Retailers react to changes in consumer spending
Dec. 6, 2002
KALAMAZOO -- Lagging consumer confidence, increased marketing of Kwanzaa and Hanukah and buyers fixed on bargains are just few signs of the times that retailers are paying attention to during the 2002 holiday season. So says Dr. Barbara J. Frazier, a Western Michigan University instructor who specializes in retail entrepreneurship and the economic impact of retail businesses on rural and tourist areas.
"The National Retailers Association is predicting a 'moderate' holiday with about a 4 percent increase in spending, but I'm a bit more pessimistic," she says. "One-third of consumers expect to spend less than last year, so I can't see how that can translate into a 4 percent increase for retailers! And locally, while the closing of Steketee's in Kalamazoo is long overdue, it is an indication that things are tough in our own backyard."

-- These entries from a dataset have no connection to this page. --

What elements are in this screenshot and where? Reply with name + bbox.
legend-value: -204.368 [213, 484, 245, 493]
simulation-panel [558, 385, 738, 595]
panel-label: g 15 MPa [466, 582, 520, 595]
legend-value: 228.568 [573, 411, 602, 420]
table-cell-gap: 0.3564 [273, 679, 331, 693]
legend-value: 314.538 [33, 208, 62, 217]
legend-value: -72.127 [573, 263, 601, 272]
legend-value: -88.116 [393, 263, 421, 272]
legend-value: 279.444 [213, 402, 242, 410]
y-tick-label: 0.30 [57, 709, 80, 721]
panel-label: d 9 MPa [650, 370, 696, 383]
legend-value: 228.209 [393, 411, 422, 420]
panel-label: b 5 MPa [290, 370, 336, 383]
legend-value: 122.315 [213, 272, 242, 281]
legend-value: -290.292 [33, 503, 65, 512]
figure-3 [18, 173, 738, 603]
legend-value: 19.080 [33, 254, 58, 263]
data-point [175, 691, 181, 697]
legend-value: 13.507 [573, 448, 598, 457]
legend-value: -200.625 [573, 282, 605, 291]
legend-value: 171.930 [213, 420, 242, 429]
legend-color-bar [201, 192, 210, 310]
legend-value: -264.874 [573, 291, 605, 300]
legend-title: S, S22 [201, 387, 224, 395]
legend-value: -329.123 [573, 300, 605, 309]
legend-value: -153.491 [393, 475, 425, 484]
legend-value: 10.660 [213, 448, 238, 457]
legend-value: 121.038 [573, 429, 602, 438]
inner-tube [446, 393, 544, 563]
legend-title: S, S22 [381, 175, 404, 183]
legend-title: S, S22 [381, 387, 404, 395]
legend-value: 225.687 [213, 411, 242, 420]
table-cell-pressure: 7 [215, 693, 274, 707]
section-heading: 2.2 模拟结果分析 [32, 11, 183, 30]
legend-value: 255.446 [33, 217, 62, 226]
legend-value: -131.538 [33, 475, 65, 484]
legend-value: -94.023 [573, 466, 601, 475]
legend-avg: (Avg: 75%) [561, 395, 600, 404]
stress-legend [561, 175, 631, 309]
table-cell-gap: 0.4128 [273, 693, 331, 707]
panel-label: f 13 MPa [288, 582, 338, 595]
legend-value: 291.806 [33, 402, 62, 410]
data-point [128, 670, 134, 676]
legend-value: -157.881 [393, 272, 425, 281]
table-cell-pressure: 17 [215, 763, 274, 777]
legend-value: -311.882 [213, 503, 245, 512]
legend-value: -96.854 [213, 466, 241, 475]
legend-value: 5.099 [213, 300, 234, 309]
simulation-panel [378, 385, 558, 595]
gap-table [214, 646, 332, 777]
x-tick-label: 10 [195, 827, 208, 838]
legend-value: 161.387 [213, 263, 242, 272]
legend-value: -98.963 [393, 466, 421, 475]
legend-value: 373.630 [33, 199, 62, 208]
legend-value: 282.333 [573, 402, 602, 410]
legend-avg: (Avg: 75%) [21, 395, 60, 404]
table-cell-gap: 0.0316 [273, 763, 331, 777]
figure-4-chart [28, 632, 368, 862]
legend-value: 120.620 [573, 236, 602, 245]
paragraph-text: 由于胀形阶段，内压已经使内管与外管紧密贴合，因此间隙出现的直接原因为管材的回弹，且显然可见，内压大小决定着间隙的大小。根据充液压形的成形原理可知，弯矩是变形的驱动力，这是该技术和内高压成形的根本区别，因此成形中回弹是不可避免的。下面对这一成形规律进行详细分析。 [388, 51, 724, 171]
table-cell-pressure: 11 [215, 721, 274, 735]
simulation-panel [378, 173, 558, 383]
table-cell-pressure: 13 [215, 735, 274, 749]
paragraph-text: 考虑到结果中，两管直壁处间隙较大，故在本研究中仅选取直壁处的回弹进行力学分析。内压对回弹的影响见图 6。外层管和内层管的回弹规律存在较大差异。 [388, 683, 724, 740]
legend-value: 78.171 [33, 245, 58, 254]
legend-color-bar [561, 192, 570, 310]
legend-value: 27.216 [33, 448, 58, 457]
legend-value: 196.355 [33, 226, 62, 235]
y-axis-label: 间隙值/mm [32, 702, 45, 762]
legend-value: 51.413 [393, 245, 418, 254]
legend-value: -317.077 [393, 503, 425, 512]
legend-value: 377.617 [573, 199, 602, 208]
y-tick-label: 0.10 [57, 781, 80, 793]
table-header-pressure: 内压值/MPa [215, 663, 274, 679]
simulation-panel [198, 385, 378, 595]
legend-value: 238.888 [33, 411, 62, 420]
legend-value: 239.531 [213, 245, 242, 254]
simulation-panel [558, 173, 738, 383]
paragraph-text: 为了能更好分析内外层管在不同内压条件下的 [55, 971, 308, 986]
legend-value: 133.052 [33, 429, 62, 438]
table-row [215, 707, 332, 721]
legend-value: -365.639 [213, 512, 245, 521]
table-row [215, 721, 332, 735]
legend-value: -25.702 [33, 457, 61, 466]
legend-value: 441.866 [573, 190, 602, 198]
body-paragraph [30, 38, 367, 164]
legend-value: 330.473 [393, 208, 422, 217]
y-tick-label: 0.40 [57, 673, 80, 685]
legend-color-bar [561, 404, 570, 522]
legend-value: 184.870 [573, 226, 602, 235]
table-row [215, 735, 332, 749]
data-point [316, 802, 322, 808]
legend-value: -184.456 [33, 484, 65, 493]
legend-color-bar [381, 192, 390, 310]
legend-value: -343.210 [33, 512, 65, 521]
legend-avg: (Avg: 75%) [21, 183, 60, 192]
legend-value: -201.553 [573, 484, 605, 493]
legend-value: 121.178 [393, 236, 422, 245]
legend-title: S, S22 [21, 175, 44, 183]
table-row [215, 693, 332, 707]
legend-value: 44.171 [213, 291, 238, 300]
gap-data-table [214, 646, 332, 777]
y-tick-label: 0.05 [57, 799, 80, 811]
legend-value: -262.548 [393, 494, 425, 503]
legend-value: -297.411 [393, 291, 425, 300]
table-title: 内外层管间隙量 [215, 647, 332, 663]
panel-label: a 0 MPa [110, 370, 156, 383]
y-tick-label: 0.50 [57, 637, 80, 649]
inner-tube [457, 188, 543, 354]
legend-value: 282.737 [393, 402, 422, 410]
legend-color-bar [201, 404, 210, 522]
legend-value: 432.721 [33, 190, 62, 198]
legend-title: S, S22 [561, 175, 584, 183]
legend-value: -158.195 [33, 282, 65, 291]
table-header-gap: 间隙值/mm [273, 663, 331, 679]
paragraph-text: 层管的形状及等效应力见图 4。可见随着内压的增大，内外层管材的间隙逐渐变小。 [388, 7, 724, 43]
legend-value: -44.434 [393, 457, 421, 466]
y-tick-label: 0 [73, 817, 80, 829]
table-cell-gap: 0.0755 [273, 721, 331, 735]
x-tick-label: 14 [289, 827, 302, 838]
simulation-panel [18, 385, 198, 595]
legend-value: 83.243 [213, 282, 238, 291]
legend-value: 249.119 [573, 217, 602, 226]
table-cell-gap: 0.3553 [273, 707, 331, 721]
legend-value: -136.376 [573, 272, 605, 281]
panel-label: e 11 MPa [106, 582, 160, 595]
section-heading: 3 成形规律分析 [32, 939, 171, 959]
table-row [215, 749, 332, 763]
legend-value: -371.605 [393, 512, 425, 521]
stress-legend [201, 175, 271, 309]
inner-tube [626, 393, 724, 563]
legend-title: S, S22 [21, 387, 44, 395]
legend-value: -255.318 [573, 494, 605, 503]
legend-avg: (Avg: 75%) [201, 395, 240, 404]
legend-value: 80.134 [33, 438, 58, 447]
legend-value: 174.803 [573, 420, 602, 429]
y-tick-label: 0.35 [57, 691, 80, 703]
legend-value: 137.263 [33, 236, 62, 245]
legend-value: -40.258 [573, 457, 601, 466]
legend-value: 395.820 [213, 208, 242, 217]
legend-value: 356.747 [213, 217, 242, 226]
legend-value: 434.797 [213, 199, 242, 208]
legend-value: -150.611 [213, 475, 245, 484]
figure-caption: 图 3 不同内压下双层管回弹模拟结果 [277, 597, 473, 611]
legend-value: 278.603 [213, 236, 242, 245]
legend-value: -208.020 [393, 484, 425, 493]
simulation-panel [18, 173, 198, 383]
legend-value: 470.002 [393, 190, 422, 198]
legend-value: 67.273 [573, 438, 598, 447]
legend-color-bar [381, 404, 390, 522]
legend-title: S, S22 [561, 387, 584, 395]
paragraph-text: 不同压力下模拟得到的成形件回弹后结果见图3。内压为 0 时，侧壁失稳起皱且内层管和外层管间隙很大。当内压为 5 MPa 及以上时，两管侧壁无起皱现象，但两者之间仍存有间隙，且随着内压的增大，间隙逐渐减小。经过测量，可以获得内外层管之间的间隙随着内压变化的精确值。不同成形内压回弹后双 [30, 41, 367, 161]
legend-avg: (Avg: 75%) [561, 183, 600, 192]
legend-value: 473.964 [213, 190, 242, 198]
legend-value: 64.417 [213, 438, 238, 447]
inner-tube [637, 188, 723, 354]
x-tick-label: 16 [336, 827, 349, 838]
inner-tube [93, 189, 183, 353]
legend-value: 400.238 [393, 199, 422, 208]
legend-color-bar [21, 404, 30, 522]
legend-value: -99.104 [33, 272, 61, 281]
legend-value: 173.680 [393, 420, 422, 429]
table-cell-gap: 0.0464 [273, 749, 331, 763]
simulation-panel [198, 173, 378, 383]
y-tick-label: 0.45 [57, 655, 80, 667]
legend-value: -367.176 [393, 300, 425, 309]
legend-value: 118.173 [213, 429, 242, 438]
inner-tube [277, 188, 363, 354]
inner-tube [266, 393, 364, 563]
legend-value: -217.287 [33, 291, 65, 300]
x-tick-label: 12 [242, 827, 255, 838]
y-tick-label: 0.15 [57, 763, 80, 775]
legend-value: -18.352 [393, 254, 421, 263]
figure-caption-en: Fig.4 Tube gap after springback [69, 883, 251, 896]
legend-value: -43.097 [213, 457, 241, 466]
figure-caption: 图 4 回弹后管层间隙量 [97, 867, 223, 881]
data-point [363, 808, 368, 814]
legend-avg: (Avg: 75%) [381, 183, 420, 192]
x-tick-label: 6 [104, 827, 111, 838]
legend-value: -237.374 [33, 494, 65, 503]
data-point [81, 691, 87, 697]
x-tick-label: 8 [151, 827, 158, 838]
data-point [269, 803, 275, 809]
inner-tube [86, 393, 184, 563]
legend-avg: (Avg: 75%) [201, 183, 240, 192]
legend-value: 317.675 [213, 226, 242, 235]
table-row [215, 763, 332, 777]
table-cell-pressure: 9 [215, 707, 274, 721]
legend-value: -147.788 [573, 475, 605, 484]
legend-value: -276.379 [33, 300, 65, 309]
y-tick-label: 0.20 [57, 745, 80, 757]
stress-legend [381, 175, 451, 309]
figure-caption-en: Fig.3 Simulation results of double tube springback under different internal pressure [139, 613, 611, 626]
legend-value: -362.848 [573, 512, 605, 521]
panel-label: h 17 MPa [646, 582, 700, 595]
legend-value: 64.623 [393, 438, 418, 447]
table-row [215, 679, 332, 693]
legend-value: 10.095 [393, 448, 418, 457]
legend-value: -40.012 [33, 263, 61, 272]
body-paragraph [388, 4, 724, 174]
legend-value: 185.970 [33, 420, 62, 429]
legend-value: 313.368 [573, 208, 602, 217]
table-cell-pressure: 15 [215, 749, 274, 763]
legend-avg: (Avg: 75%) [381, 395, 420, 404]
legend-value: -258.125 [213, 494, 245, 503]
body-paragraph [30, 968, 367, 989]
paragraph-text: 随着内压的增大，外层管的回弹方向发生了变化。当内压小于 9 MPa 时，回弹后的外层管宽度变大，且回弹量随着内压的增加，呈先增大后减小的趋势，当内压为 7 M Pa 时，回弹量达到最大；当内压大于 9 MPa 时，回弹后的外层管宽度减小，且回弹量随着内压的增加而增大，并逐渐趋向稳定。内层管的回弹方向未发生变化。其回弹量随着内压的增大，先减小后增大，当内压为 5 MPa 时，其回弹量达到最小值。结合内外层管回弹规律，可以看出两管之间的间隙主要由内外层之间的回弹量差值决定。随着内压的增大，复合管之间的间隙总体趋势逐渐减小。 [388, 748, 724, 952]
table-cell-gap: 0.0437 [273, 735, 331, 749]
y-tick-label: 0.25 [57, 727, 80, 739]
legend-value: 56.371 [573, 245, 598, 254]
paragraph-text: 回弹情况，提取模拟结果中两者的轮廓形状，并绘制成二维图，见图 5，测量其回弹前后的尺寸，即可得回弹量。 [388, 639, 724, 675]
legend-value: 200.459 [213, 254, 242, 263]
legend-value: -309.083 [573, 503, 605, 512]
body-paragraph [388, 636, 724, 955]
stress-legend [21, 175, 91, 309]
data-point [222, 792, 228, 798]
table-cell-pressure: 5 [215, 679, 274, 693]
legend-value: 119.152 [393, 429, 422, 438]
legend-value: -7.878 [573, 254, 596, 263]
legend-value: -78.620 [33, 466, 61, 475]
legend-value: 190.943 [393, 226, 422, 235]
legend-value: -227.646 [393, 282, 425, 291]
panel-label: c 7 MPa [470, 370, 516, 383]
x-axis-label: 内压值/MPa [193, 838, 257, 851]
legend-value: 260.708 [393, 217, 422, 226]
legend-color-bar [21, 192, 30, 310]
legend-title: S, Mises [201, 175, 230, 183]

Consumers this season are likely to be looking for home and leisure goods, "and maybe a few more apparel items this year, because we haven't been buying clothing lately," says Frazier, who also notes that the holiday market has been expanded by more emphasis on Hanukah and Kwanzaa goods. "Retailers also are recognizing that price will be very important and that consumers will be looking for bargains, shopping later and shopping at discount stores.